Another time, I saw a guy rolling a joint in his supermarket. I asked him out of interest whether he had it for himself or whether he was selling it. Officially, cannabis is illegal here and when seen with a joint you could end up in prison, unless you smoke it in officially designated “happy” restaurants (similar to Cambodia) which allegedly pay the government to leave them alone. In those restaurants, you can also buy mushroom shakes or mushroom pizzas or pure mushrooms. The shake or pizza is worth 100,000 and the joint 30,000.

Now, the guy in the supermarket did not speak a word in English and had no idea what I was saying, but basically thought I was interested in getting a joint, so he just passed it to me, or rather into my bag, not wanting – or rather refusing – any money.

Yet another time, I was swimming in the river like I love to and as I let myself float on the water surface, a mild current brought me to a group of locals I saw from the bank before. They invited me to join their little feast of various local food and beers and I did not refuse, though their English was as non-existing as my Laotian. One man there had a brother who once studied in the Czech Republic and whose Czech was still pretty good. He was not present but on the phone he became the interpreter for the people and me… It was cool. Really cool.

So, you get different people, different situations. Sometimes you feel you have been cheated on, sometimes you feel grateful. And it´s like that wherever you go…

Haggling is not a huge thing here. Sometimes you might try at the markets, but usually the vendors are not willing to change the price too much.

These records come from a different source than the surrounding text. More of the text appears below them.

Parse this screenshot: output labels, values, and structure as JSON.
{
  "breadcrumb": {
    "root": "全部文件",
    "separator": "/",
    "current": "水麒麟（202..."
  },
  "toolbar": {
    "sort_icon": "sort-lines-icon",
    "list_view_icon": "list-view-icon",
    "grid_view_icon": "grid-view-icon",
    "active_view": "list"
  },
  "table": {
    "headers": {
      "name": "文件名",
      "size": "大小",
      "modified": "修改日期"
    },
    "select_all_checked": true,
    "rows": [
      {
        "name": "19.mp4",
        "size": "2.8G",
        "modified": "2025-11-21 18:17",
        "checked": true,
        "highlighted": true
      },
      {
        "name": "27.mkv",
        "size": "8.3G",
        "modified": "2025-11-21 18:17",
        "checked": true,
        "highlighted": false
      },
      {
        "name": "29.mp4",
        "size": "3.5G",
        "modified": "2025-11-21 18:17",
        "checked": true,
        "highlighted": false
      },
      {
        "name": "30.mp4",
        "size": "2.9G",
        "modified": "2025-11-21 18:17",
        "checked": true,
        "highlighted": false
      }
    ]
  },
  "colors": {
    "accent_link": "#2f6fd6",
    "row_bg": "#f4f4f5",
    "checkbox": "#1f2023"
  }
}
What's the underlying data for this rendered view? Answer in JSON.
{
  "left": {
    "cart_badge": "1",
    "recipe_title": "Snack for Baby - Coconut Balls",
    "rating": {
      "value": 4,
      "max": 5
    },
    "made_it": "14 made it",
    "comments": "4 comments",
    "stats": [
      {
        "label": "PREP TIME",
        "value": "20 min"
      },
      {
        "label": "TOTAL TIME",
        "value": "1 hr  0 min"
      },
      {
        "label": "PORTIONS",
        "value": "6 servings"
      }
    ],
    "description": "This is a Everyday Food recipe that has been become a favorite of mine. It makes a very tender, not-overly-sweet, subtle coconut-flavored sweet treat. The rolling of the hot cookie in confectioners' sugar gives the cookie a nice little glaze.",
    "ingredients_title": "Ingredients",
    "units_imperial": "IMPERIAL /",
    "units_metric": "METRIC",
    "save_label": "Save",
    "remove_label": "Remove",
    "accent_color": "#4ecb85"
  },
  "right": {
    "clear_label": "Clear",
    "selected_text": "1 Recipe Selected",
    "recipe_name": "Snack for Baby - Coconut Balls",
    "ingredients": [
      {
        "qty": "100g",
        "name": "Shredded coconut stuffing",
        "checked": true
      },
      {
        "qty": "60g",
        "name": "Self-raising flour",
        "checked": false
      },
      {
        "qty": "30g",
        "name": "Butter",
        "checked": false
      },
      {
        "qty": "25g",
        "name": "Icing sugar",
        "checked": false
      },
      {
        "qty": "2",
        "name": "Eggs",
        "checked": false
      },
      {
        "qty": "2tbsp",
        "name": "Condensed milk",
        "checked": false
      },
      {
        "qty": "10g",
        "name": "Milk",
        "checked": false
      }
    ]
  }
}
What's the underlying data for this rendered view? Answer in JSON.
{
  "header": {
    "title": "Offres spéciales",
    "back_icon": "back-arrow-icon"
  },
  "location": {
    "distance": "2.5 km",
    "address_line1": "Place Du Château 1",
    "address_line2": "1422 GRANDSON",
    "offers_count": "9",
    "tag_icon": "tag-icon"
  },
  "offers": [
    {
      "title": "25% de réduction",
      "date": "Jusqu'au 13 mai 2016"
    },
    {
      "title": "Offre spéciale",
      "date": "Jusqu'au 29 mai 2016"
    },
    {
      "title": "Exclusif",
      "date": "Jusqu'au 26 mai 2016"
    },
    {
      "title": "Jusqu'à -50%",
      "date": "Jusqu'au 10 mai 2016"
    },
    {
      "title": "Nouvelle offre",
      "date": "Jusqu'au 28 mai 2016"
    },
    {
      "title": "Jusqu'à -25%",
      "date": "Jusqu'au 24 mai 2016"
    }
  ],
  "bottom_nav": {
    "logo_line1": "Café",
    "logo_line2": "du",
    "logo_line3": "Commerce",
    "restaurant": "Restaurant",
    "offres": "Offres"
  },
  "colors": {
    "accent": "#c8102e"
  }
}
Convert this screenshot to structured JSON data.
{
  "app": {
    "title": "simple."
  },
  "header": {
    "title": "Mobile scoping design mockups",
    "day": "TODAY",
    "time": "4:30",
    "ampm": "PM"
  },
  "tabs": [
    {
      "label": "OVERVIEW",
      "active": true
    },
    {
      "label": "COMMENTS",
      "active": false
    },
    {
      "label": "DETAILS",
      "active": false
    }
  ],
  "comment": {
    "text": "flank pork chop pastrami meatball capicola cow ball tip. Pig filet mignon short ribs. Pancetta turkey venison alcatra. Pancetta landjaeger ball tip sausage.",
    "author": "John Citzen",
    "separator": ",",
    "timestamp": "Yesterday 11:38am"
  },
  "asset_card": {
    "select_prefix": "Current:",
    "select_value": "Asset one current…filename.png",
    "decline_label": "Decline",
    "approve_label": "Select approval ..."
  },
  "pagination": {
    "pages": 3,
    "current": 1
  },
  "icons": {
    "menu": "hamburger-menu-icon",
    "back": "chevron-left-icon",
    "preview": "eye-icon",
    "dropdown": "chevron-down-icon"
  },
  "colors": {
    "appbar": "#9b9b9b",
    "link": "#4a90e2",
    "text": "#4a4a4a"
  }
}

Most of the local people are Buddhists in religion. But the shrines are often neglected and you don’t see many people in the temples either, unless there is a special ceremony or religious holiday happening. I go regularly, as I like the atmosphere and observing the daily life of the monks, and I barely see more than a dozen women or women and men around…


Getting around Laos is quite easy, but make sure you have enough time and cash before you use any means of transport here. The buses can be late and the collective vans can never come in low season – and if they do, they might be desperate to pick people on the way, which adds extra hours to the ride. Credit cards are not used commonly here though in the bigger towns you find plenty of ATMs.

The main, international airport is in the capital of Vientiane. There is one also in Luan Prabang.

There are VIP buses running in between towns in the high season, and vans (collective taxis) running even in low season. These are safe, usually take several hours and they are reasonably priced. As mentioned above, just have time and money on your hands…

You can get taxis (but they are expensive), tuk tuks (also quite expensive) or rent bikes, scooters and buggies to get around the area in which you are.